Saturday, October 5, 2013

friends that run together, stay together

Today was my last long run, 12 miles, before the Cincinnati 1/2 on October 19th. 

My husband was racing in a local 5k, so I had to get myself out of bed nice and early to get my miles in before he had to leave.

"Why hello 4:48am, aren't you dark and a little scary"?

I've been re-reading Harry Potter and at one point, while looking over a misty field, I was half convinced I could see a werewolf bounding towards me. My fastest miles were probably the ones where I was the most scared.   

This was the first solo long run I've done in awhile. The miles take a little longer to tick by and there's a lot more inner dialogue that can make your mind go all funky (cue misty field/werewolf thoughts).
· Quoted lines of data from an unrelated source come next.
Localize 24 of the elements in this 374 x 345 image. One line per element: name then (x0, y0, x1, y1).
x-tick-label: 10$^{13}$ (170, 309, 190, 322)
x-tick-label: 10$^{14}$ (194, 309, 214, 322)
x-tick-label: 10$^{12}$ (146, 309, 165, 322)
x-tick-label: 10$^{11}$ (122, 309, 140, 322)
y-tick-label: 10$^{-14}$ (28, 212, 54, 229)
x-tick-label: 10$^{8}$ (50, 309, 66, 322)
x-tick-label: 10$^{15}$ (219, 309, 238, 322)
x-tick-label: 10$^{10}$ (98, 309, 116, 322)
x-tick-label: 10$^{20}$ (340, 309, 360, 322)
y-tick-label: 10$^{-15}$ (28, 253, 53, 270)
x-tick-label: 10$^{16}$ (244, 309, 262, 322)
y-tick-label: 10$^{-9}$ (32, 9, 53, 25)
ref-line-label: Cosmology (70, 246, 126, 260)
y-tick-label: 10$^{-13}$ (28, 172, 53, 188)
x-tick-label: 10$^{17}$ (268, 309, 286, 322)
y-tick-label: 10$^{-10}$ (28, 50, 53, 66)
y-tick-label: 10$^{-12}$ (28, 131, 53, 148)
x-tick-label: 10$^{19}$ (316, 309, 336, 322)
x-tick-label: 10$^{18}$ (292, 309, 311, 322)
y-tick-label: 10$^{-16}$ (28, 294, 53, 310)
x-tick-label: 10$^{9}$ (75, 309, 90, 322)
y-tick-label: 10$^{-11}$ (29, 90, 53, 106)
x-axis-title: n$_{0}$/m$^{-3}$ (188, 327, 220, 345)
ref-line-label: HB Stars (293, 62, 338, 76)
Overall, however, it was a good run and comforting to know that despite the step backs, I am and will be capable of finishing the race. 

I get to run this race with two incredible ladies: my best friend and my college roommate. Distance keeps us apart but running is bringing us back together. I expect there will be lots of laughter and even some tears. Totally worth the 18 hr round trip in one weekend.

https://www.facebook.com/photo.php?fbid=537672929627722&set=pb.364664696928547.-2207520000.1380988930.&type=3&theater
thankfully they get it.

Have you been able to share your love of running with your close friends? Have you been able to race with friends?